The views expressed here are those of the authors only and do not reflect the position of The Architectural League of New York.

Comments

David Seiter February 1, 2012

This is a great venture and an essential exercise to advance agriculture as a quantifiable green infrastructure. I look forward to the day when we can adequately quantify (and value) ecological and social capital in the same light which we treat economic capital.

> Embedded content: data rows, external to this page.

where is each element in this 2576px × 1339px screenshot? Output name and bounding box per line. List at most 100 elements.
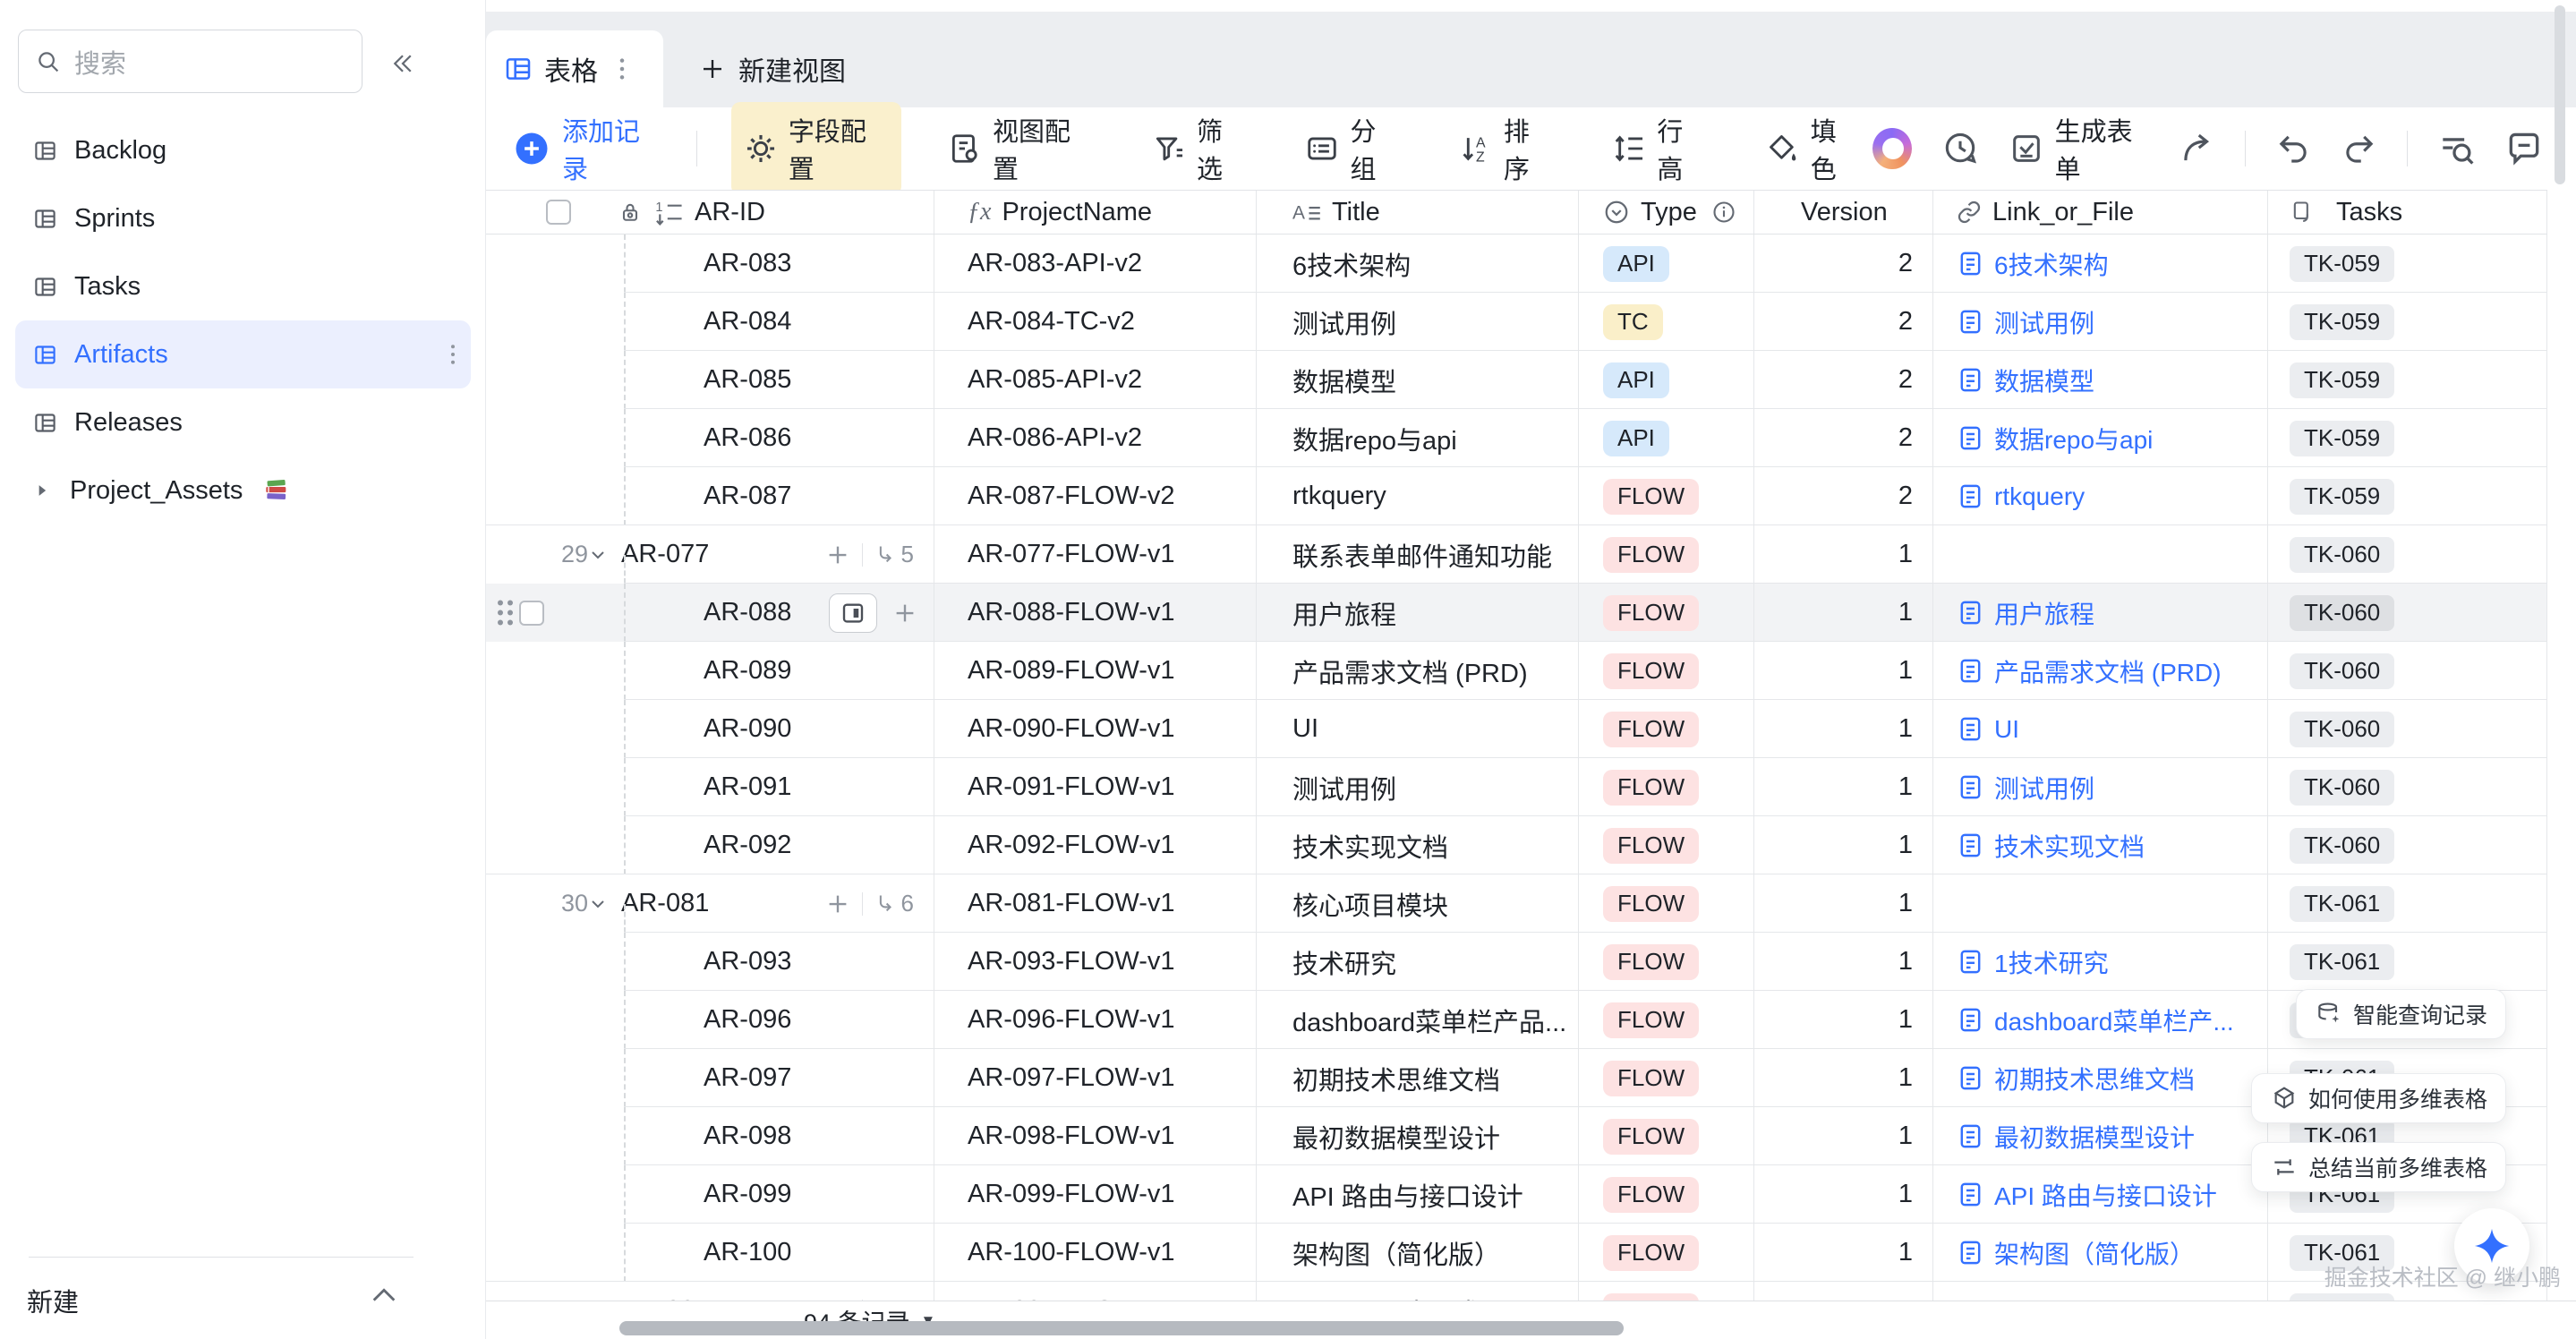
chevron-right-icon[interactable] [33, 482, 51, 499]
cell-title[interactable]: 6技术架构 [1257, 235, 1579, 293]
cell-title[interactable]: API 路由与接口设计 [1257, 1165, 1579, 1224]
cell-project-name[interactable]: AR-100-FLOW-v1 [934, 1224, 1257, 1282]
task-badge[interactable]: TK-060 [2290, 828, 2394, 864]
cell-project-name[interactable]: AR-098-FLOW-v1 [934, 1107, 1257, 1165]
cell-type[interactable]: API [1579, 235, 1754, 293]
cell-project-name[interactable]: AR-093-FLOW-v1 [934, 933, 1257, 991]
table-row[interactable]: AR-084AR-084-TC-v2测试用例TC2测试用例TK-059 [486, 293, 2547, 351]
table-row[interactable]: AR-092AR-092-FLOW-v1技术实现文档FLOW1技术实现文档TK-… [486, 816, 2547, 874]
add-record-inline-icon[interactable] [891, 600, 918, 627]
cell-project-name[interactable]: AR-096-FLOW-v1 [934, 991, 1257, 1049]
comment-icon[interactable] [2504, 129, 2544, 168]
file-link[interactable]: 用户旅程 [1957, 595, 2094, 631]
info-icon[interactable] [1711, 200, 1736, 225]
cell-title[interactable]: 联系表单邮件通知功能 [1257, 525, 1579, 584]
file-link[interactable]: 技术实现文档 [1957, 828, 2145, 864]
cell-ar-id[interactable]: AR-084 [537, 293, 934, 351]
cell-ar-id[interactable]: 29AR-0775 [537, 525, 934, 584]
chevron-up-icon[interactable] [369, 1284, 399, 1307]
subrecord-count[interactable]: 5 [874, 541, 914, 568]
table-row[interactable]: AR-083AR-083-API-v26技术架构API26技术架构TK-059 [486, 235, 2547, 293]
cell-ar-id[interactable]: AR-087 [537, 467, 934, 525]
cell-version[interactable]: 1 [1754, 816, 1933, 874]
cell-version[interactable]: 1 [1754, 1165, 1933, 1224]
table-row[interactable]: AR-086AR-086-API-v2数据repo与apiAPI2数据repo与… [486, 409, 2547, 467]
cell-link-or-file[interactable]: 技术实现文档 [1933, 816, 2268, 874]
cell-project-name[interactable]: AR-097-FLOW-v1 [934, 1049, 1257, 1107]
table-row[interactable]: AR-091AR-091-FLOW-v1测试用例FLOW1测试用例TK-060 [486, 758, 2547, 816]
cell-project-name[interactable]: AR-089-FLOW-v1 [934, 642, 1257, 700]
sidebar-item-project_assets[interactable]: Project_Assets [15, 456, 471, 525]
cell-link-or-file[interactable]: 架构图（简化版） [1933, 1224, 2268, 1282]
cell-title[interactable]: 架构图（简化版） [1257, 1224, 1579, 1282]
cell-tasks[interactable]: TK-059 [2268, 409, 2547, 467]
chevron-down-icon[interactable] [587, 544, 609, 566]
task-badge[interactable]: TK-059 [2290, 479, 2394, 515]
cell-project-name[interactable]: AR-099-FLOW-v1 [934, 1165, 1257, 1224]
cell-link-or-file[interactable]: API 路由与接口设计 [1933, 1165, 2268, 1224]
file-link[interactable]: 测试用例 [1957, 770, 2094, 806]
add-subrecord-icon[interactable] [824, 891, 851, 917]
row-checkbox[interactable] [519, 601, 544, 626]
cell-version[interactable]: 1 [1754, 758, 1933, 816]
cell-type[interactable]: FLOW [1579, 816, 1754, 874]
file-link[interactable]: 数据模型 [1957, 362, 2094, 398]
cell-version[interactable]: 1 [1754, 991, 1933, 1049]
sidebar-item-tasks[interactable]: Tasks [15, 252, 471, 320]
file-link[interactable]: 初期技术思维文档 [1957, 1061, 2195, 1096]
sidebar-item-backlog[interactable]: Backlog [15, 116, 471, 184]
cell-ar-id[interactable]: AR-097 [537, 1049, 934, 1107]
cell-title[interactable]: 初期技术思维文档 [1257, 1049, 1579, 1107]
cell-title[interactable]: 技术实现文档 [1257, 816, 1579, 874]
chevron-down-icon[interactable] [587, 893, 609, 915]
cell-title[interactable]: 测试用例 [1257, 293, 1579, 351]
table-row[interactable]: AR-098AR-098-FLOW-v1最初数据模型设计FLOW1最初数据模型设… [486, 1107, 2547, 1165]
more-options-icon[interactable] [449, 341, 456, 368]
assistant-summarize-button[interactable]: 总结当前多维表格 [2251, 1142, 2506, 1192]
cell-link-or-file[interactable]: 初期技术思维文档 [1933, 1049, 2268, 1107]
ai-assistant-icon[interactable] [1872, 128, 1911, 169]
cell-version[interactable]: 1 [1754, 1224, 1933, 1282]
table-row[interactable]: AR-096AR-096-FLOW-v1dashboard菜单栏产品...FLO… [486, 991, 2547, 1049]
new-table-button[interactable]: 新建 [27, 1282, 79, 1319]
cell-type[interactable]: FLOW [1579, 758, 1754, 816]
cell-ar-id[interactable]: AR-099 [537, 1165, 934, 1224]
cell-version[interactable]: 1 [1754, 642, 1933, 700]
sidebar-item-artifacts[interactable]: Artifacts [15, 320, 471, 388]
share-icon[interactable] [2179, 130, 2216, 167]
cell-version[interactable]: 1 [1754, 1282, 1933, 1301]
assistant-query-records-button[interactable]: 智能查询记录 [2296, 989, 2506, 1039]
file-link[interactable]: 产品需求文档 (PRD) [1957, 653, 2222, 689]
cell-project-name[interactable]: AR-090-FLOW-v1 [934, 700, 1257, 758]
sidebar-item-releases[interactable]: Releases [15, 388, 471, 456]
file-link[interactable]: 架构图（简化版） [1957, 1235, 2195, 1271]
toolbar-button-gear[interactable]: 字段配置 [731, 102, 901, 195]
cell-link-or-file[interactable]: 测试用例 [1933, 293, 2268, 351]
cell-link-or-file[interactable]: UI [1933, 700, 2268, 758]
cell-type[interactable]: FLOW [1579, 700, 1754, 758]
column-header-version[interactable]: Version [1754, 191, 1933, 234]
cell-type[interactable]: API [1579, 351, 1754, 409]
cell-title[interactable]: rtkquery [1257, 467, 1579, 525]
cell-project-name[interactable]: AR-085-API-v2 [934, 351, 1257, 409]
cell-ar-id[interactable]: AR-085 [537, 351, 934, 409]
cell-project-name[interactable]: AR-081-FLOW-v1 [934, 874, 1257, 933]
table-row[interactable]: AR-089AR-089-FLOW-v1产品需求文档 (PRD)FLOW1产品需… [486, 642, 2547, 700]
sidebar-item-sprints[interactable]: Sprints [15, 184, 471, 252]
cell-type[interactable]: FLOW [1579, 991, 1754, 1049]
cell-tasks[interactable]: TK-059 [2268, 467, 2547, 525]
file-link[interactable]: 1技术研究 [1957, 944, 2109, 980]
cell-ar-id[interactable]: AR-086 [537, 409, 934, 467]
file-link[interactable]: UI [1957, 715, 2019, 744]
file-link[interactable]: 6技术架构 [1957, 246, 2109, 282]
cell-ar-id[interactable]: 31AR-0945 [537, 1282, 934, 1301]
task-badge[interactable]: TK-061 [2290, 944, 2394, 980]
cell-ar-id[interactable]: AR-088 [537, 584, 934, 642]
add-record-button[interactable]: 添加记录 [513, 111, 662, 186]
cell-tasks[interactable]: TK-060 [2268, 758, 2547, 816]
cell-ar-id[interactable]: AR-098 [537, 1107, 934, 1165]
cell-version[interactable]: 2 [1754, 409, 1933, 467]
cell-tasks[interactable]: TK-060 [2268, 700, 2547, 758]
table-row[interactable]: AR-087AR-087-FLOW-v2rtkqueryFLOW2rtkquer… [486, 467, 2547, 525]
file-link[interactable]: API 路由与接口设计 [1957, 1177, 2217, 1213]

In his essay “Towards an Agrarian Urbanism” Charles Waldheim looks at a few historical visions of future cities – all centered around the theme of a decentralized agrarian urbanism. Frank Lloyd Wright’s “Broadacre City” in 1935, Ludwig Hilberseimer’s “New Regional Pattern” in 1949 and Andrea Branzi’s “Agronica” in 1994 are all social critiques of their times and consider agricultural production to be inherent to the economic, ecological and spatial order of the city. What was posited in these projects was the idea of “The City in the Landscape” – that a decentralized agrarianism offered an alternative urban form to rapidly densifying cities of the early 20th century. Essentially, here agriculture was proposed to be developed in vast tracts of landscape alongside of infrastructure and industry.

It’s amazing that we’ve come so far that now agriculture is starting to be understood as infrastructure! Kubi Ackerman’s report (referred to in the interview) assigns 4 major benefits to urban agriculture (food security, stormwater retention, energy efficiency, and waste reduction) – with 3 of them directly applying to green infrastructure.